Why would he do such a thing? Mr. Donziger is part of a growing trend of plaintiffs’ attorneys who have begun inviting cameras into their “war rooms” to film one-sided documentaries that will later be used to promote their cases and pressure settlements. But after a federal judge forced filmmakers to turn over more than 500 hours of outtakes from the film, “Crude,” Mr. Donziger’s plan backfired and the public got a real behind-the-scenes look at the unethical deception and outright corruption that can happen in multi-billion-dollar cases such as this.


In one outtake, Mr. Donziger discusses plans to stage a huge protest at the courthouse. “We have concluded that we need to do more, politically, to control the court—to pressure the court. We believe they make decisions based on who they fear the most—not based on what the laws should dictate. So what we want to do is take over the court with a massive protest…”


In another outtake, when asked if the judge presiding over the case will be killed if he rules against the plaintiffs, Donziger says, “He might not be, but he thinks he will be, which is just as good.”

And in yet another damning video clip, he argues with his own colleagues who suggest they don’t have enough evidence to show actual contamination in the case. “Hold on a second—this is Ecuador, okay. You can say whatever you want, but at the end of the day, if there’s a thousand people around the courthouse, you’re going to get what you want. I’m sorry, but it’s true… At the end of the day, this is all for the court just a bunch of smoke and mirrors… It really is. We have enough to get money, to win.”

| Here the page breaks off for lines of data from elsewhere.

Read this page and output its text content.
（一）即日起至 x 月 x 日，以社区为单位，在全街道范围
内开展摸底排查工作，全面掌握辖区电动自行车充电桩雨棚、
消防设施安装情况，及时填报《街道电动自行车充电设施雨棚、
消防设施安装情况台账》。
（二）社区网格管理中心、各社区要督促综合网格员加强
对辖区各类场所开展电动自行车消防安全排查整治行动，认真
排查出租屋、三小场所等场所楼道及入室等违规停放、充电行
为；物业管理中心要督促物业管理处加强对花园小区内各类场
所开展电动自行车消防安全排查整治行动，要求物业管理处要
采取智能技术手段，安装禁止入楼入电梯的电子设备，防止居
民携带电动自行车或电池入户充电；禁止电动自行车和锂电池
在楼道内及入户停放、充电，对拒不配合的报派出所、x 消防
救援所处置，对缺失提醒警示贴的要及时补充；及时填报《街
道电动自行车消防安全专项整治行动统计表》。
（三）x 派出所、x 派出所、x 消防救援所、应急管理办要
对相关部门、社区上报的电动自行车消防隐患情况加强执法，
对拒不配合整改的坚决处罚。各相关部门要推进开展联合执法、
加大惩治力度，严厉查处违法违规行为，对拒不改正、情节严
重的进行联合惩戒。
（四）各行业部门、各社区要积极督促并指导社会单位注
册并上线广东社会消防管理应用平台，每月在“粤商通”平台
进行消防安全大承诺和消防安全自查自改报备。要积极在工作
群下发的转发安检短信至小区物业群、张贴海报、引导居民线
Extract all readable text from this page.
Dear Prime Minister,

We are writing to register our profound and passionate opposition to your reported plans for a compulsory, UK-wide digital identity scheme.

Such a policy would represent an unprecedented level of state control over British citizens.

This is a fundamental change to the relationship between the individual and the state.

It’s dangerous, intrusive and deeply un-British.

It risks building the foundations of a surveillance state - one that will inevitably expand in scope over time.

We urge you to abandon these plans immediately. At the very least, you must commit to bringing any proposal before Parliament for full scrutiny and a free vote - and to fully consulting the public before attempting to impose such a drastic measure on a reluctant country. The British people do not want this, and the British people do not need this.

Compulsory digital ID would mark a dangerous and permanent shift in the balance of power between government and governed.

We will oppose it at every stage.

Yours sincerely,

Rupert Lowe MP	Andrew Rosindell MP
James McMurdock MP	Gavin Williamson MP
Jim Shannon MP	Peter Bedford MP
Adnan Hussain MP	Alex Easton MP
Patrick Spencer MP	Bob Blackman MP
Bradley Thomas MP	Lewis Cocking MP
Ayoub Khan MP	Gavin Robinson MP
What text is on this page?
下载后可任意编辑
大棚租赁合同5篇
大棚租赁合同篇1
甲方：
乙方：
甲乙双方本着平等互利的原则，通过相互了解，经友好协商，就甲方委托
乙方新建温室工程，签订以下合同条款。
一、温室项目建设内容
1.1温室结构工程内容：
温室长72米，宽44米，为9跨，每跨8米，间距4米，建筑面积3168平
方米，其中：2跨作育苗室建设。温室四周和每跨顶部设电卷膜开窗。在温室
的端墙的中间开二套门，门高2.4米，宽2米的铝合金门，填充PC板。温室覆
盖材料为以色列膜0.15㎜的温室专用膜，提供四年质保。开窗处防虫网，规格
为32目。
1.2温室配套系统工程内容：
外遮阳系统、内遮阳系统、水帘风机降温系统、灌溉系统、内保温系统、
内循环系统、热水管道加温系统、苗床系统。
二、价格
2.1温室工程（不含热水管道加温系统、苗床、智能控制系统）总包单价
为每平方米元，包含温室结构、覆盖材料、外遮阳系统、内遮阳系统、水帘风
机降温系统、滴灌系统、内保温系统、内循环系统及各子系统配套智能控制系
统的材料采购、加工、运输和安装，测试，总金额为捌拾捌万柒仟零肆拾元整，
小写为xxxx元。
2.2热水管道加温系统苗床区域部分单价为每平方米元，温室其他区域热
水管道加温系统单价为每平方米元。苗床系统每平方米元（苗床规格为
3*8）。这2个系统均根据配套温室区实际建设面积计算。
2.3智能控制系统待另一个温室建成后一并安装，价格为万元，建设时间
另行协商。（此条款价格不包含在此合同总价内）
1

The release of the outtakes has sent “shockwaves through the nation’s legal communities,” wrote one federal judge in New Mexico in a recent opinion, “primarily because the footage shows, with unflattering frankness, inappropriate, unethical and perhaps illegal conduct.”


Meanwhile, another judge described the outtakes as “extraordinary evidence” which suggests that plaintiffs’ lawyers “presented false evidence and engaged in other misconduct.”


This case should not be viewed as a standalone instance of bad behavior. Rather it is a symptom of a legal system that invites, and in many cases rewards, unscrupulous attorneys. While it’s rare that the public gets such a candid view of it, the truth is the personal injury lawyers have been exploiting the legal system in the United States and around the world for years. It’s time that lawmakers in Washington, who say they’re dedicated to reinvigorating the economy and creating jobs, investigate the outrageous litigation practices that have become the norm in our society and drag down our economy.